80% of Russian orphaned children live in Russian adoptive families – lawmaker

File Photo of Russian Orphans with Mr. and Mrs. Dmitry Medvedev

ST. PETERSBURG. Jan 29 (Interfax) – Eighty percent of Russian orphaned children have been adopted in Russia, said Irina Sokolova, vice chairperson of the State Duma Committee for Family, Women’s and Children’s Affairs.

“Besides the anti-Magnitsky law, President Vladimir Putin signed a decree on January 28 on the state policy of protecting orphaned and parentless children.

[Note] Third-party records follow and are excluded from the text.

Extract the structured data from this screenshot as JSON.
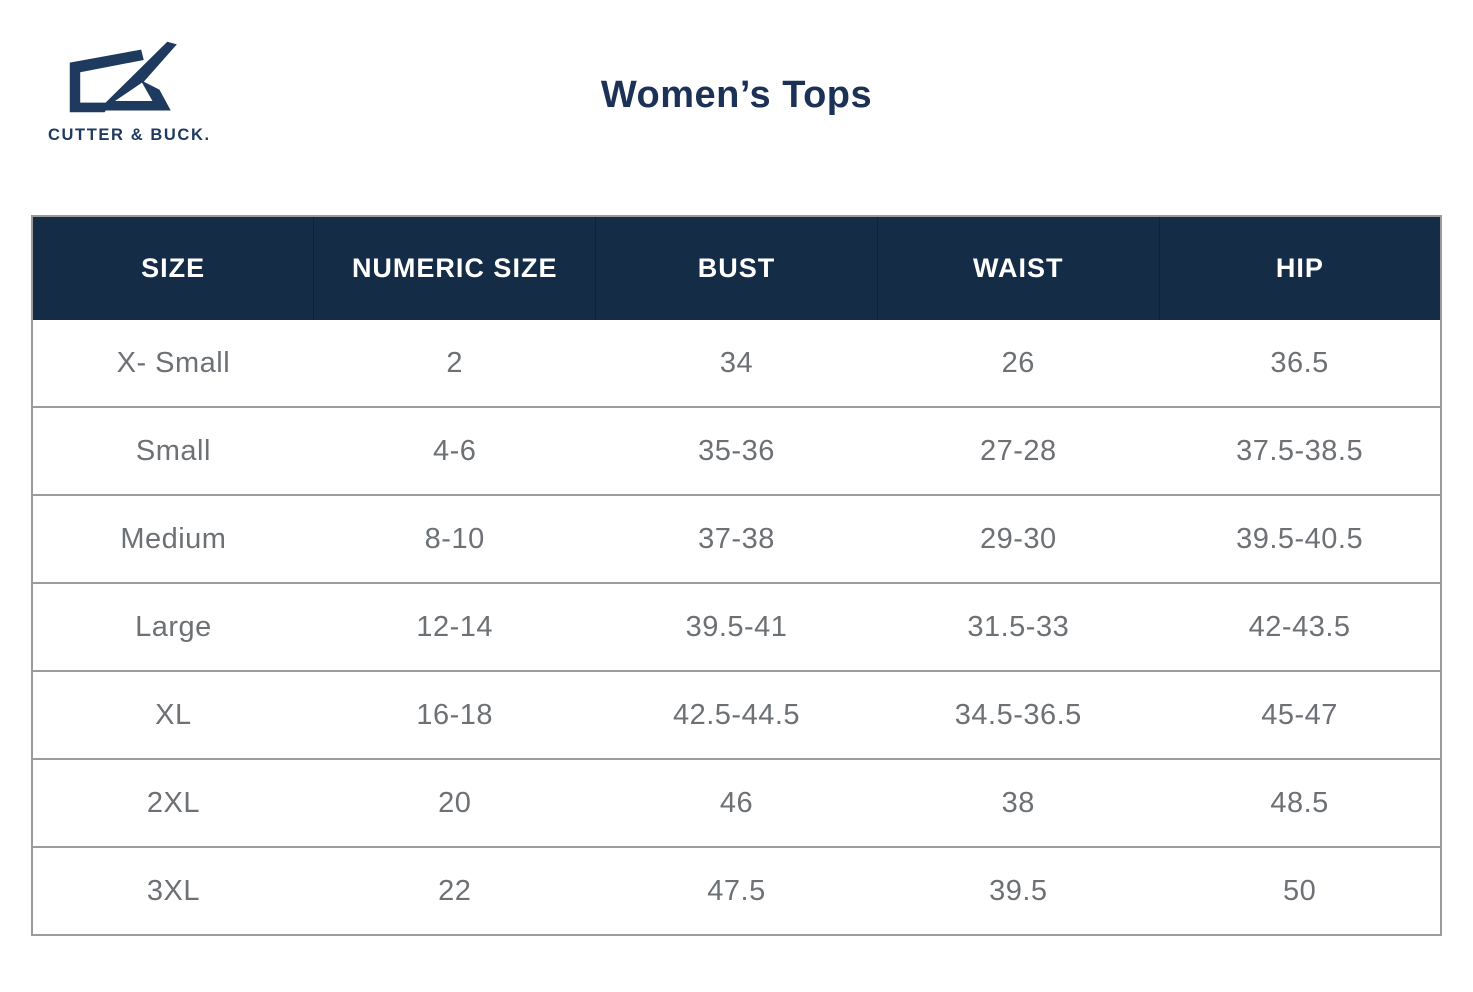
{
  "brand": {
    "wordmark": "CUTTER & BUCK.",
    "logo_icon": "cb-monogram-icon"
  },
  "page": {
    "title": "Women’s Tops"
  },
  "colors": {
    "header_bg": "#152c47",
    "header_text": "#ffffff",
    "title_text": "#1c3156",
    "body_text": "#6d7175",
    "row_border": "#9b9b9b",
    "logo": "#1e3a5f"
  },
  "chart_data": {
    "type": "table",
    "title": "Women’s Tops",
    "columns": [
      "SIZE",
      "NUMERIC SIZE",
      "BUST",
      "WAIST",
      "HIP"
    ],
    "rows": [
      [
        "X- Small",
        "2",
        "34",
        "26",
        "36.5"
      ],
      [
        "Small",
        "4-6",
        "35-36",
        "27-28",
        "37.5-38.5"
      ],
      [
        "Medium",
        "8-10",
        "37-38",
        "29-30",
        "39.5-40.5"
      ],
      [
        "Large",
        "12-14",
        "39.5-41",
        "31.5-33",
        "42-43.5"
      ],
      [
        "XL",
        "16-18",
        "42.5-44.5",
        "34.5-36.5",
        "45-47"
      ],
      [
        "2XL",
        "20",
        "46",
        "38",
        "48.5"
      ],
      [
        "3XL",
        "22",
        "47.5",
        "39.5",
        "50"
      ]
    ]
  }
}
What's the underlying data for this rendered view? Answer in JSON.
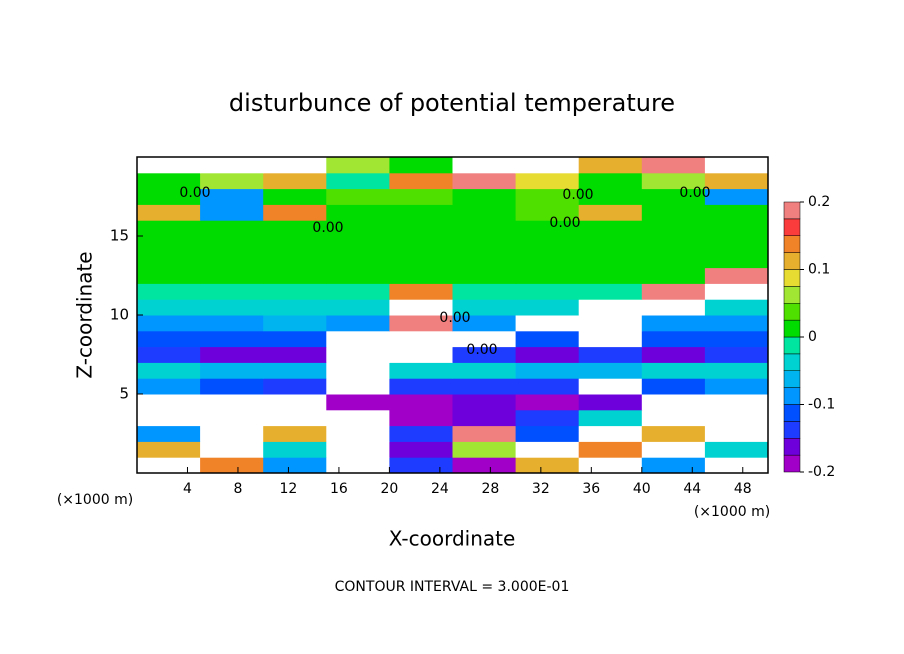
{
  "chart_data": {
    "type": "heatmap",
    "title": "disturbunce of potential temperature",
    "xlabel": "X-coordinate",
    "ylabel": "Z-coordinate",
    "x_units": [
      "(×1000 m)",
      "(×1000 m)"
    ],
    "footer": "CONTOUR INTERVAL = 3.000E-01",
    "xlim": [
      0,
      50
    ],
    "ylim": [
      0,
      20
    ],
    "xticks": [
      4,
      8,
      12,
      16,
      20,
      24,
      28,
      32,
      36,
      40,
      44,
      48
    ],
    "yticks": [
      5,
      10,
      15
    ],
    "x": [
      2.5,
      7.5,
      12.5,
      17.5,
      22.5,
      27.5,
      32.5,
      37.5,
      42.5,
      47.5
    ],
    "y": [
      0.5,
      1.5,
      2.5,
      3.5,
      4.5,
      5.5,
      6.5,
      7.5,
      8.5,
      9.5,
      10.5,
      11.5,
      12.5,
      13.5,
      14.5,
      15.5,
      16.5,
      17.5,
      18.5,
      19.5
    ],
    "z": [
      [
        0.3,
        0.15,
        -0.1,
        0.3,
        -0.15,
        -0.18,
        0.1,
        0.3,
        -0.1,
        0.3
      ],
      [
        0.12,
        0.3,
        -0.05,
        0.3,
        -0.17,
        0.05,
        0.3,
        0.15,
        0.3,
        -0.05
      ],
      [
        -0.1,
        0.3,
        0.1,
        -0.3,
        -0.15,
        0.2,
        -0.12,
        -0.3,
        0.1,
        0.3
      ],
      [
        0.3,
        -0.3,
        -0.3,
        -0.3,
        -0.18,
        -0.17,
        -0.15,
        -0.05,
        -0.3,
        0.3
      ],
      [
        0.25,
        0.3,
        0.3,
        -0.19,
        -0.18,
        -0.17,
        -0.18,
        -0.16,
        0.3,
        0.3
      ],
      [
        -0.1,
        -0.12,
        -0.13,
        -0.25,
        -0.14,
        -0.13,
        -0.13,
        0.25,
        -0.12,
        -0.1
      ],
      [
        -0.05,
        -0.06,
        -0.07,
        0.3,
        -0.05,
        -0.05,
        -0.06,
        -0.07,
        -0.05,
        -0.05
      ],
      [
        -0.15,
        -0.16,
        -0.16,
        0.3,
        0.3,
        -0.15,
        -0.16,
        -0.15,
        -0.16,
        -0.15
      ],
      [
        -0.12,
        -0.11,
        -0.12,
        -0.3,
        0.3,
        0.25,
        -0.12,
        0.3,
        -0.12,
        -0.11
      ],
      [
        -0.08,
        -0.08,
        -0.07,
        -0.09,
        0.2,
        -0.08,
        0.3,
        0.3,
        -0.08,
        -0.08
      ],
      [
        -0.04,
        -0.04,
        -0.05,
        -0.04,
        0.3,
        -0.04,
        -0.04,
        0.3,
        0.25,
        -0.04
      ],
      [
        -0.02,
        -0.02,
        -0.02,
        -0.02,
        0.15,
        -0.02,
        -0.02,
        -0.02,
        0.2,
        0.25
      ],
      [
        0.0,
        0.0,
        0.0,
        0.0,
        0.0,
        0.0,
        0.0,
        0.0,
        0.01,
        0.2
      ],
      [
        0.01,
        0.01,
        0.01,
        0.01,
        0.01,
        0.01,
        0.01,
        0.01,
        0.01,
        0.01
      ],
      [
        0.0,
        0.0,
        0.0,
        0.0,
        0.0,
        0.0,
        0.0,
        0.0,
        0.0,
        0.0
      ],
      [
        0.0,
        0.005,
        0.0,
        0.0,
        0.0,
        0.0,
        0.0,
        0.0,
        0.0,
        0.0
      ],
      [
        0.12,
        -0.08,
        0.13,
        0.02,
        0.01,
        0.0,
        0.03,
        0.12,
        0.01,
        0.0
      ],
      [
        0.02,
        -0.09,
        0.02,
        0.03,
        0.03,
        0.02,
        0.03,
        0.02,
        0.02,
        -0.08
      ],
      [
        0.0,
        0.05,
        0.1,
        -0.02,
        0.15,
        0.2,
        0.08,
        0.0,
        0.05,
        0.12
      ],
      [
        0.3,
        0.3,
        0.25,
        0.05,
        0.02,
        -0.3,
        -0.3,
        0.1,
        0.2,
        0.3
      ]
    ],
    "clim": [
      -0.2,
      0.2
    ],
    "colors": [
      "#a000c8",
      "#6e00dc",
      "#1e3cff",
      "#0050ff",
      "#0096ff",
      "#00b4f0",
      "#00d2d2",
      "#00e6a0",
      "#00dc00",
      "#50e000",
      "#a0e632",
      "#e6dc32",
      "#e6af2d",
      "#f08228",
      "#fa3c3c",
      "#f08080"
    ],
    "out_of_range_color": "#ffffff",
    "cbar_ticks": [
      0.2,
      0.1,
      0,
      -0.1,
      -0.2
    ],
    "contour_labels": [
      "0.00",
      "0.00",
      "0.00",
      "0.00",
      "0.00",
      "0.00",
      "0.00"
    ]
  }
}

There are about 650,000 such children in Russia, or one in each 40. Eighty percent of them are under the care of adoptive Russian families. More than 105,000 remain at orphanages,” Sokolova said at a roundtable conference in St. Petersburg.

“The scope of the problem is large of course. The decree has to do with hundreds of thousands of foster and adoptive parents, and those who want to adopt children, and also with child welfare services which have been given additional powers,” she said.

Foreign nationals adopted 3,400 children in 2011, including 900 adopted by Americans, 800 by Italians and another 800 by Spanish nationals. Russian families adopted 7,400 children. Of the 336 children adopted by foreigners in St. Petersburg, 27 have disabilities. St. Petersburg residents adopted 215 children.

The number of orphanages decreased by 24% between 2006 and 2011 (from 1,770 to 1,344), and the number of children living in them shrank by 35% from 117,000 to 79,400.